Elegante e impietosa, dice Ariella Vidach: “Apprezzo gli artisti che esprimono con la loro arte l’impegno verso il rinnovamento del linguaggio, proponendo attraverso visioni contemporanee quelle forme che il tempo a volte consuma. La danza in Italia non ha la voce che merita, è trascurata, ignorata, ma la tensione verso questa forma d’espressione sembra non voler abbandonare i cuori e le menti di chi la pratica e di chi la segue. La difficoltà che si incontra nel praticare quest’arte, non deve influire sulla tensione e la passione che induce a creare. Sarebbe senz’altro il silenzio più tragico. Se la situazione attuale non ci fa parlare è giusto, anche sussurrando, urlare il desiderio e la voglia di raccontare il nostro tempo. È più facile sopportare il silenzio di chi non può parlare che quello terrificante di chi non ha più niente da dire”.
Non hanno paura di andare contro corrente Michael Bugdahn e Denise Namura della Compagnie à fleur de peau.
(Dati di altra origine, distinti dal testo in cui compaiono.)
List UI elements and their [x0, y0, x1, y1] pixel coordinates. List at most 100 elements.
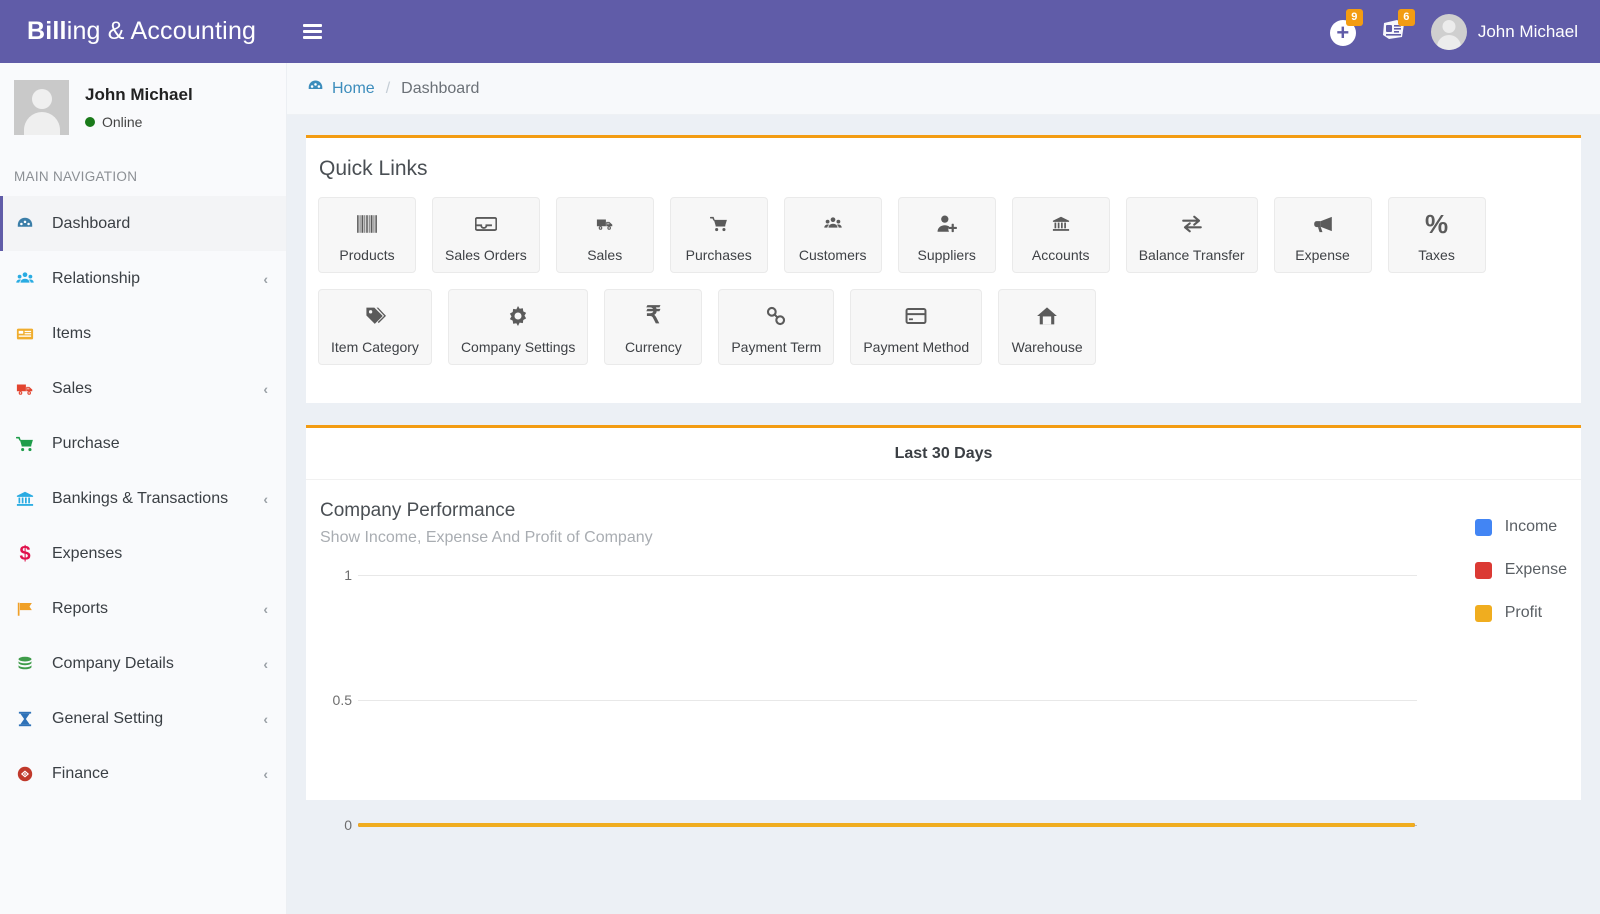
header-right-actions: + 9 6 John Michael: [1317, 0, 1600, 63]
quick-link-label: Item Category: [331, 339, 419, 355]
sidebar-item-bankings-transactions[interactable]: Bankings & Transactions ‹: [0, 471, 286, 526]
sidebar-item-label: Reports: [52, 599, 109, 617]
quick-links-row-1: Products Sales Orders Sales Purchases Custom…: [318, 197, 1569, 289]
breadcrumb-separator: /: [385, 79, 391, 97]
messages-badge-count: 6: [1397, 9, 1415, 26]
chart-plot-area: 1 0.5 0: [320, 567, 1567, 833]
quick-link-payment-method[interactable]: Payment Method: [850, 289, 983, 365]
users-group-icon: [14, 270, 36, 288]
quick-link-item-category[interactable]: Item Category: [318, 289, 432, 365]
quick-link-sales[interactable]: Sales: [555, 197, 654, 273]
app-brand-logo[interactable]: Bill ing & Accounting: [0, 0, 287, 63]
header-user-name: John Michael: [1477, 21, 1578, 41]
chart-period-label: Last 30 Days: [306, 428, 1581, 480]
add-new-button[interactable]: + 9: [1317, 0, 1369, 63]
delivery-truck-icon: [596, 207, 614, 241]
finance-badge-icon: [14, 765, 36, 783]
gear-icon: [507, 299, 529, 333]
chevron-left-icon: ‹: [263, 270, 268, 287]
legend-swatch-icon: [1474, 561, 1492, 579]
legend-swatch-icon: [1474, 518, 1492, 536]
hamburger-menu-button[interactable]: [287, 0, 337, 63]
quick-link-taxes[interactable]: % Taxes: [1387, 197, 1486, 273]
sidebar-item-purchase[interactable]: Purchase: [0, 416, 286, 471]
sidebar-item-dashboard[interactable]: Dashboard: [0, 196, 286, 251]
sidebar-item-sales[interactable]: Sales ‹: [0, 361, 286, 416]
quick-link-currency[interactable]: ₹ Currency: [604, 289, 703, 365]
bank-icon: [1052, 207, 1070, 241]
hourglass-icon: [14, 710, 36, 728]
user-menu[interactable]: John Michael: [1421, 13, 1582, 50]
sidebar-item-finance[interactable]: Finance ‹: [0, 746, 286, 801]
quick-link-expense[interactable]: Expense: [1273, 197, 1372, 273]
messages-button[interactable]: 6: [1369, 0, 1421, 63]
nav-section-header: MAIN NAVIGATION: [14, 169, 138, 184]
sidebar-item-label: Bankings & Transactions: [52, 489, 229, 507]
delivery-truck-icon: [14, 380, 36, 398]
legend-item-expense[interactable]: Expense: [1474, 561, 1567, 579]
sidebar-item-expenses[interactable]: $ Expenses: [0, 526, 286, 581]
quick-link-purchases[interactable]: Purchases: [669, 197, 768, 273]
quick-link-label: Sales: [587, 247, 623, 263]
quick-link-suppliers[interactable]: Suppliers: [897, 197, 996, 273]
sidebar-item-items[interactable]: Items: [0, 306, 286, 361]
breadcrumb-home-label: Home: [332, 79, 375, 97]
quick-link-products[interactable]: Products: [318, 197, 416, 273]
barcode-icon: [356, 207, 378, 241]
y-axis-tick-label: 1: [344, 567, 352, 583]
legend-item-profit[interactable]: Profit: [1474, 604, 1567, 622]
sidebar-item-label: Relationship: [52, 269, 141, 287]
inbox-tray-icon: [474, 207, 497, 241]
tags-icon: [364, 299, 386, 333]
quick-link-label: Expense: [1295, 247, 1350, 263]
sidebar-item-relationship[interactable]: Relationship ‹: [0, 251, 286, 306]
sidebar-item-label: Company Details: [52, 654, 174, 672]
sidebar-user-status: Online: [85, 114, 193, 130]
chevron-left-icon: ‹: [263, 765, 268, 782]
quick-link-label: Company Settings: [460, 339, 576, 355]
dollar-sign-icon: $: [19, 542, 31, 565]
sidebar-item-company-details[interactable]: Company Details ‹: [0, 636, 286, 691]
quick-link-label: Taxes: [1418, 247, 1455, 263]
sidebar-nav-list: Dashboard Relationship ‹ Items Sales ‹ Purchas…: [0, 196, 286, 801]
chart-series-line-profit: [358, 823, 1415, 827]
online-status-icon: [85, 117, 95, 128]
quick-link-balance-transfer[interactable]: Balance Transfer: [1125, 197, 1258, 273]
top-header-bar: Bill ing & Accounting + 9 6 John Michael: [0, 0, 1600, 63]
list-card-icon: [14, 325, 36, 343]
quick-link-label: Sales Orders: [445, 247, 527, 263]
flag-icon: [14, 600, 36, 618]
users-group-icon: [823, 207, 842, 241]
legend-label: Expense: [1504, 561, 1567, 578]
exchange-arrows-icon: [1181, 207, 1203, 241]
breadcrumb-home-link[interactable]: Home: [307, 78, 375, 100]
quick-link-customers[interactable]: Customers: [783, 197, 882, 273]
quick-link-label: Accounts: [1031, 247, 1090, 263]
avatar: [1430, 13, 1467, 50]
quick-link-payment-term[interactable]: Payment Term: [718, 289, 835, 365]
quick-link-label: Balance Transfer: [1138, 247, 1245, 263]
legend-item-income[interactable]: Income: [1474, 518, 1567, 536]
quick-link-company-settings[interactable]: Company Settings: [447, 289, 589, 365]
quick-links-panel: Quick Links Products Sales Orders Sales Pur…: [306, 135, 1581, 403]
breadcrumb-current-page: Dashboard: [401, 79, 480, 97]
home-icon: [1036, 299, 1058, 333]
megaphone-icon: [1312, 207, 1334, 241]
quick-link-label: Purchases: [685, 247, 752, 263]
sidebar-profile[interactable]: John Michael Online: [0, 63, 286, 151]
chart-gridline: [358, 700, 1417, 701]
quick-link-sales-orders[interactable]: Sales Orders: [432, 197, 540, 273]
sidebar-item-general-setting[interactable]: General Setting ‹: [0, 691, 286, 746]
sidebar-item-label: Expenses: [52, 544, 123, 562]
sidebar-item-label: Finance: [52, 764, 109, 782]
quick-link-accounts[interactable]: Accounts: [1011, 197, 1110, 273]
chart-title: Company Performance: [320, 500, 516, 521]
chart-subtitle: Show Income, Expense And Profit of Compa…: [320, 529, 653, 546]
quick-link-label: Currency: [624, 339, 682, 355]
sidebar-item-reports[interactable]: Reports ‹: [0, 581, 286, 636]
chevron-left-icon: ‹: [263, 655, 268, 672]
quick-link-warehouse[interactable]: Warehouse: [998, 289, 1097, 365]
chart-gridline: [358, 575, 1417, 576]
shopping-cart-icon: [709, 207, 728, 241]
quick-link-label: Warehouse: [1011, 339, 1083, 355]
Il loro pensiero si può riassumere nell’antico monito: Apri la bocca solo se sei sicuro che quello che dirai è più bello del silenzio. “Ci siamo ispirati proprio a questa frase” dicono “Quando noi artisti creiamo, pensiamo che sia il senso a far esistere la nostra danza e noi con e per lei. La contemporaneità” aggiungono “non dovrebbe obbligatoriamente essere un obiettivo o una qualità. Troppo spesso non si fa che riprodurre il “contemporaneo” di un’epoca passata, il vuoto. Forse non è una visione dell’arte esattamente alla moda, ma essere alla moda vuole necessariamente dire essere contemporaneo? Il nostro solo obiettivo, la nostra grande emozione, è danzare oggi per esistere sempre”.
La Compagnia Schuko, per dare una definizione di esistenza parte dal Devoto Oli “essere nella realtà, far parte delle cose reali” E aggiunge “Danzare è una cosa reale, il corpo è reale, il peso e la forza di gravità sono reali. Il movimento è reale e danzare per noi è soprattutto muoversi, far circolare energia, spostare aria, creare cambiamento. Della contemporaneità temiamo la stasi che si cela dietro la frenesia e l’anestesia prodotta dalla saturazione dei sensi. Per noi danzare è tenere acceso il motore, produrre realtà più che riprodurla”. E se per loro l’accento è su chi si muove, Juan Diego Puerta Lopez si rivolege invece a chi resta immobile e guarda: “Danzare vuol dire per me esistere, la danza è già un atto di vita, generativo. Ma ogni forma di creazione, ogni opera d’arte ha bisogno di un ascolto, di uscire dall’isolamento creativo altrimenti non avrebbe il confronto necessario con l’ascoltatore, con lo spettatore, che è necessario perché l’opera possa respirare, vivere”.